Now here’s a crazy idea.
Rather seeking to decimate the ranks of the poor, perhaps we could simply improve
their lot. We know that falling family size correlates strongly with growing
GDP per capita, and we know that GDP per capita correlates strongly with energy
use. As an alternative to the misanthropic plans of the OPT, the poor can became
prosperous using cheap energy, replacing carbohydrate fuelled farm labour with
powered machines, growing economies and delivering education and other public
services. The end result would be shared prosperity, a stable population and a world
in which human life is valued at more than the price of carbon.
Let’s not forget, the demographic transition to near zero
population growth which took place in the developed world was the result of the
mechanisation of food production, access to education and the provision of
pensions and other instruments of social security from the surplus of
production. All of these have of course been overwhelmingly progressive
developments.
If the OPT could only escape
from the intellectual straight jacket of carbon foot printing, perhaps they could
see that each new human is an asset, not a simply a carbon emitting liability
and that the tragedy of poverty is that so much human potential for change remains
untapped. It is through humans, and human innovation alone, that resources are actively created. As industrial physicist Cesare Marchetti also points out, upper bounds on population are a function of our assumptions, and our imaginations.

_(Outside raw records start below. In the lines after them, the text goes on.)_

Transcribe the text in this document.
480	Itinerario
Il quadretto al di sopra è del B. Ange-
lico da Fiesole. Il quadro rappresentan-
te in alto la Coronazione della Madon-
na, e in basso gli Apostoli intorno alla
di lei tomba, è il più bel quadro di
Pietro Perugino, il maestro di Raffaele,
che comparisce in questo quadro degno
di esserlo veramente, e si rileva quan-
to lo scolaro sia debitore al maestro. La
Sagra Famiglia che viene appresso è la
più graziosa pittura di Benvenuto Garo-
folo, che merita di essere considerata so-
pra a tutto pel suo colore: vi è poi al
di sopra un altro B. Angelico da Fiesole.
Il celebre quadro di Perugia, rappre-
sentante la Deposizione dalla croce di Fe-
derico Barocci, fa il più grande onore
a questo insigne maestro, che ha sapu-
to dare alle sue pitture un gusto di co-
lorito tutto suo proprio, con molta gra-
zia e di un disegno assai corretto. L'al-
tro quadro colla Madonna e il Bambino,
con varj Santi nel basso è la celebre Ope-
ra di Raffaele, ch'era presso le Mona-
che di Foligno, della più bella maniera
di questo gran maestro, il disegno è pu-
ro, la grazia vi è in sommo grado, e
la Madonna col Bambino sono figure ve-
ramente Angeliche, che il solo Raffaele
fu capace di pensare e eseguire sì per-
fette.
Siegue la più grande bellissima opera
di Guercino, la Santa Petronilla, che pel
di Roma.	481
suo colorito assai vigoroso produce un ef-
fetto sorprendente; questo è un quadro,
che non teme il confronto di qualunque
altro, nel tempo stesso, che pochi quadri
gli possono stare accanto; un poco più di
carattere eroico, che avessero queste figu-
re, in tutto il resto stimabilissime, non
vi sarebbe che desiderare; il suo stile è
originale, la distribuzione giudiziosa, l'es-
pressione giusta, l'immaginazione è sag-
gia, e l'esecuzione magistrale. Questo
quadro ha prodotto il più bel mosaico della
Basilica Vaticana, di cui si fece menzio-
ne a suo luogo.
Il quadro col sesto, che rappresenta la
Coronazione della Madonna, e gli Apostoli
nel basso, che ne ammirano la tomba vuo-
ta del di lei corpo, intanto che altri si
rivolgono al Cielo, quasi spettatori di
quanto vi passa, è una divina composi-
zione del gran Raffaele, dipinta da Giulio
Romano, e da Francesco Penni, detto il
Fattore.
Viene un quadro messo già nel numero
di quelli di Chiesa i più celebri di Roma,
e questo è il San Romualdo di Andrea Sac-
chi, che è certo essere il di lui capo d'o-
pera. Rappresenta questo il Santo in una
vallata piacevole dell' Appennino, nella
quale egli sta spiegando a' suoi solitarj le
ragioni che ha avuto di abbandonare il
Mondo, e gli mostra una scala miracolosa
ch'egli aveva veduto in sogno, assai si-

So sure, let’s provide ready access
to family planning for the developing world as the OPT demand, but let’s make sure they have universal
education, modern health care, electrification, telecommunications, food
security, tap water and sanitation, rapid transportation and a long, long list
of the other products of the industrial revolution which we now enjoy.
The misanthropy of the OPT is
in their miserable, simple-minded prioritisation of fewer humans over genuine
economic and social development. Prosperity firstly enriches lives and then delivers
a stable population as an added bonus. Their view of new humans as nothing more
than consumers and polluters rather than creators and innovators is simply appalling.